A week went by, and my letter didn't appear in print. I dropped a note to Jason Smathers, who oversees the Herald's editorial page content, and asked if it would run soon.

I am afraid we do not have room to run this piece, replied Smathers.

I fired back, noting that my letter was within the Herald's word limit and that the health of the environment certainly is important enough to discuss in greater detail than what Weiner had to offer.

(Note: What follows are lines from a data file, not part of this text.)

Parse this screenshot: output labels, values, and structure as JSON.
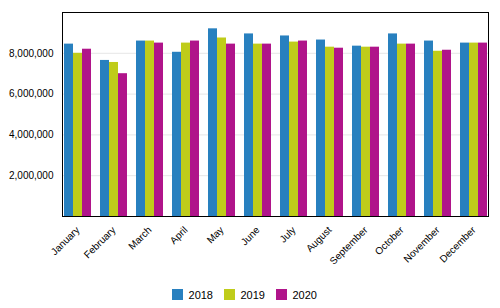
{
  "chart_data": {
    "type": "bar",
    "categories": [
      "January",
      "February",
      "March",
      "April",
      "May",
      "June",
      "July",
      "August",
      "September",
      "October",
      "November",
      "December"
    ],
    "series": [
      {
        "name": "2018",
        "color": "#2880BF",
        "values": [
          8450000,
          7650000,
          8600000,
          8050000,
          9200000,
          8950000,
          8850000,
          8650000,
          8350000,
          8950000,
          8600000,
          8500000
        ]
      },
      {
        "name": "2019",
        "color": "#BFCC1A",
        "values": [
          8000000,
          7550000,
          8600000,
          8500000,
          8750000,
          8450000,
          8550000,
          8300000,
          8300000,
          8450000,
          8100000,
          8500000
        ]
      },
      {
        "name": "2020",
        "color": "#B0148A",
        "values": [
          8200000,
          7000000,
          8500000,
          8600000,
          8450000,
          8450000,
          8600000,
          8250000,
          8300000,
          8450000,
          8150000,
          8500000
        ]
      }
    ],
    "ylim": [
      0,
      10000000
    ],
    "yticks": [
      {
        "value": 2000000,
        "label": "2,000,000"
      },
      {
        "value": 4000000,
        "label": "4,000,000"
      },
      {
        "value": 6000000,
        "label": "6,000,000"
      },
      {
        "value": 8000000,
        "label": "8,000,000"
      }
    ],
    "grid": true,
    "legend": "bottom"
  }
}
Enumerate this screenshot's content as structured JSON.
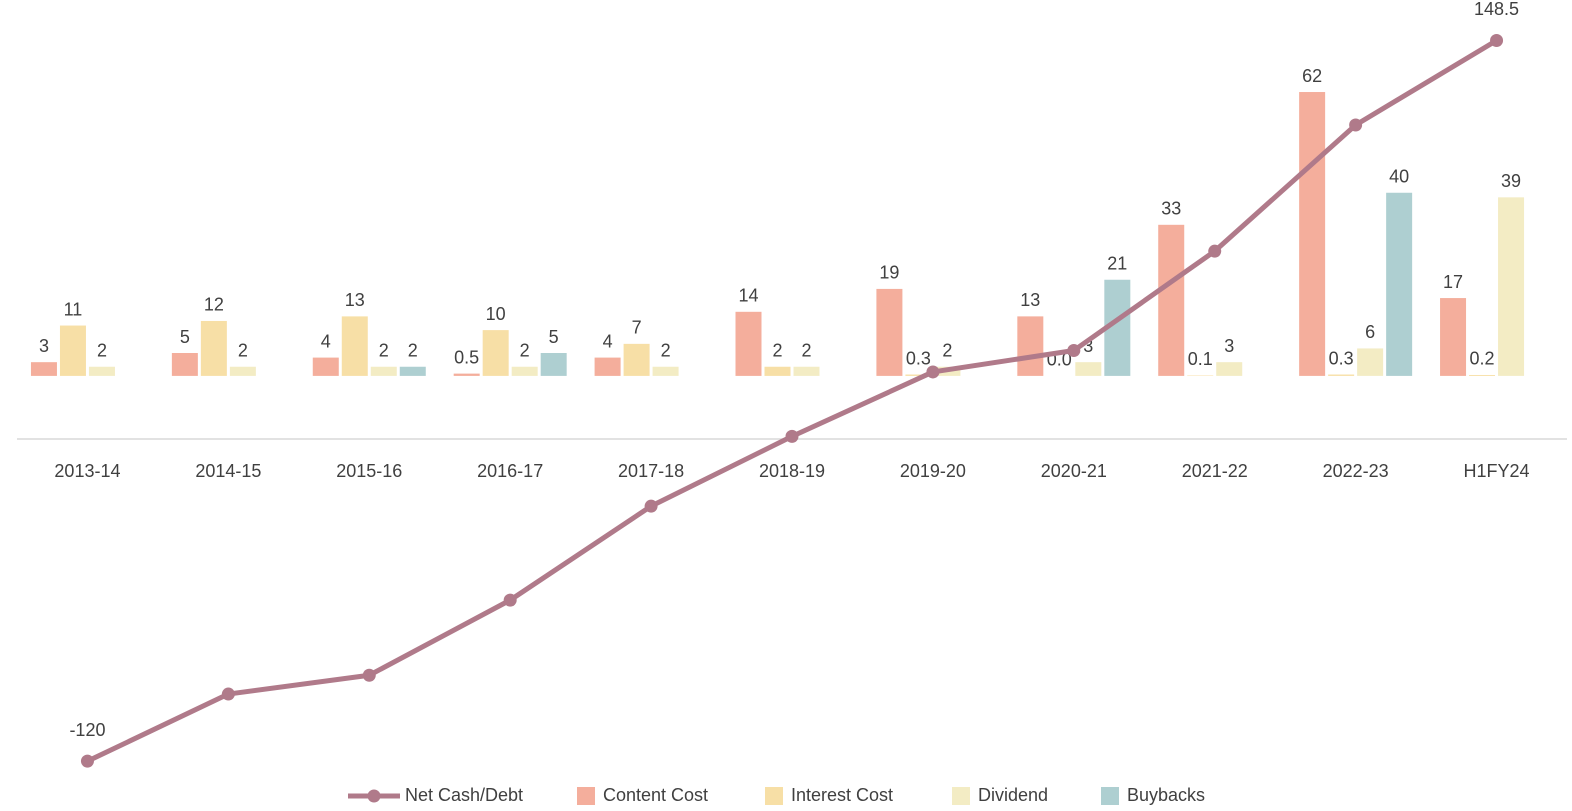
{
  "chart_data": {
    "type": "bar-line",
    "categories": [
      "2013-14",
      "2014-15",
      "2015-16",
      "2016-17",
      "2017-18",
      "2018-19",
      "2019-20",
      "2020-21",
      "2021-22",
      "2022-23",
      "H1FY24"
    ],
    "series": [
      {
        "name": "Net Cash/Debt",
        "type": "line",
        "axis": "y2",
        "color": "#b07a8a",
        "values": [
          -120,
          -95,
          -88,
          -60,
          -25,
          1,
          25,
          33,
          70,
          117,
          148.5
        ],
        "value_labels": [
          "-120",
          null,
          null,
          null,
          null,
          null,
          null,
          null,
          null,
          null,
          "148.5"
        ]
      },
      {
        "name": "Content Cost",
        "type": "bar",
        "color": "#f4ae9c",
        "values": [
          3,
          5,
          4,
          0.5,
          4,
          14,
          19,
          13,
          33,
          62,
          17
        ]
      },
      {
        "name": "Interest Cost",
        "type": "bar",
        "color": "#f7dfa6",
        "values": [
          11,
          12,
          13,
          10,
          7,
          2,
          0.3,
          0,
          0.1,
          0.3,
          0.2
        ],
        "value_labels": [
          "11",
          "12",
          "13",
          "10",
          "7",
          "2",
          "0.3",
          "0.0",
          "0.1",
          "0.3",
          "0.2"
        ]
      },
      {
        "name": "Dividend",
        "type": "bar",
        "color": "#f3ecc4",
        "values": [
          2,
          2,
          2,
          2,
          2,
          2,
          2,
          3,
          3,
          6,
          39
        ]
      },
      {
        "name": "Buybacks",
        "type": "bar",
        "color": "#aecfd1",
        "values": [
          null,
          null,
          2,
          5,
          null,
          null,
          null,
          21,
          null,
          40,
          null
        ]
      }
    ],
    "ylim": [
      -90,
      80
    ],
    "y2lim": [
      -130,
      160
    ],
    "legend": "bottom",
    "grid": false
  }
}
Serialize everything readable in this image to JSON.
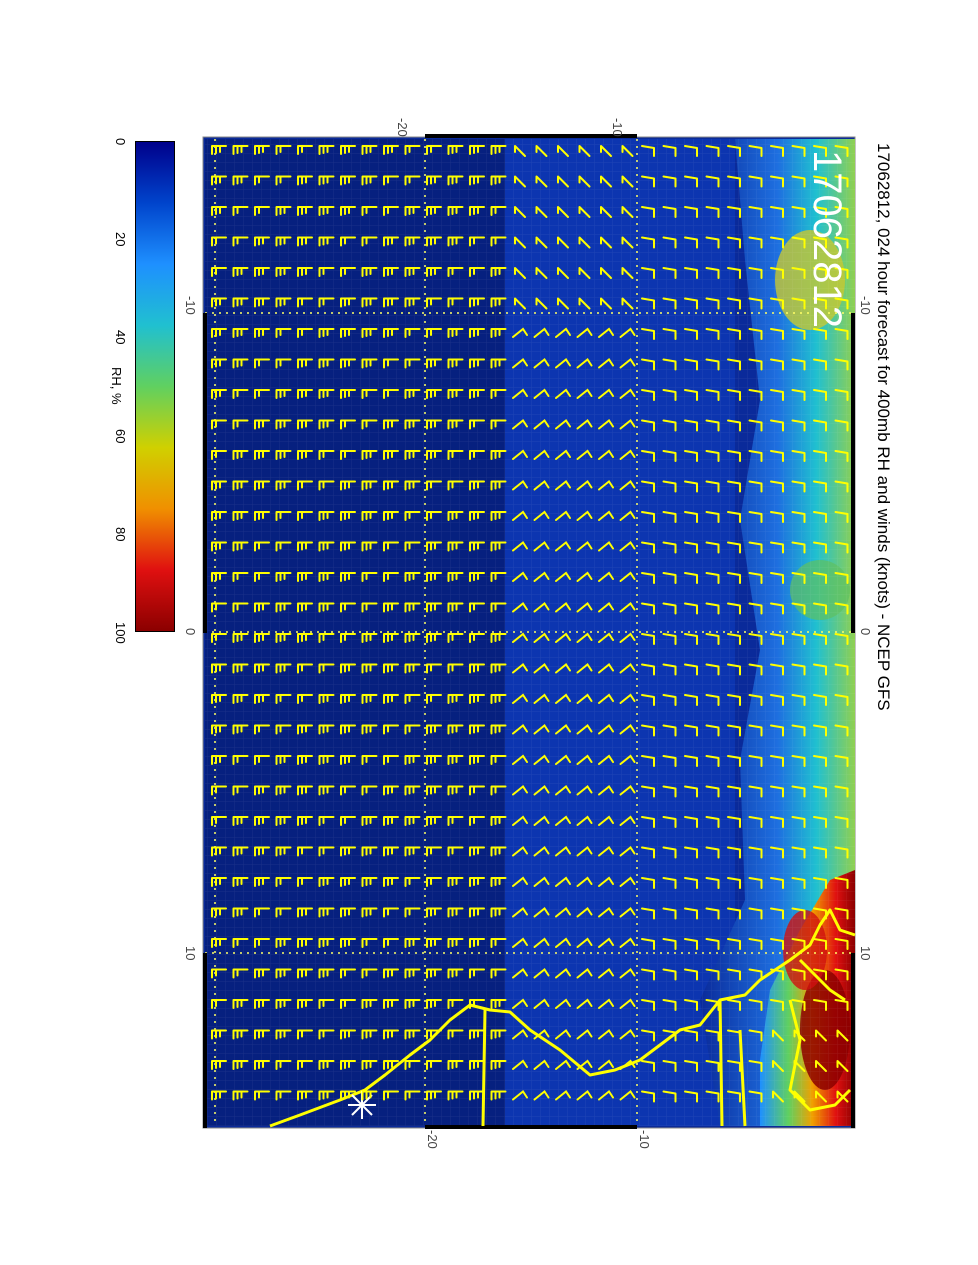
{
  "title": "17062812, 024 hour forecast for 400mb RH and winds (knots) - NCEP GFS",
  "datestamp": "17062812",
  "colorbar": {
    "label": "RH, %",
    "ticks": [
      "0",
      "20",
      "40",
      "60",
      "80",
      "100"
    ],
    "stops": [
      "#00008b",
      "#0044cc",
      "#1e90ff",
      "#20c0d0",
      "#60d060",
      "#d0d000",
      "#f09000",
      "#e01010",
      "#8b0000"
    ]
  },
  "axes": {
    "top_labels": [
      "-20",
      "-10"
    ],
    "bottom_labels": [
      "-20",
      "-10"
    ],
    "left_labels": [
      "-10",
      "0",
      "10"
    ],
    "right_labels": [
      "-10",
      "0",
      "10"
    ]
  },
  "colors": {
    "background_rh": "#0a2a9a",
    "barbs": "#ffff00",
    "coast": "#ffff00",
    "grid": "#ffff66"
  }
}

Smathers booted my query to Granias (e-mail), who explained the situation this way:

Mr. Gorak:

Indeed environmental issues are important, but this is a piece about immigration. On top of that, you work for an organization that deals directly with immigration and the connection you made to environmental issues is far too roundabout and disconnected to publish. Of course, it is conceivable that the connection could be made, but in your editorial, it was an ineffective attempt. This is certainly unfortunate and we simply have more pertinent material that needs to take up our limited space.

Andy

Memo to Granias: (a) I'm disconnected? and (b) what, in your view, is more pertinent than raising concern about the increasingly tenuous relationship between our shrinking natural resources and a population that grows by one person every 11 seconds?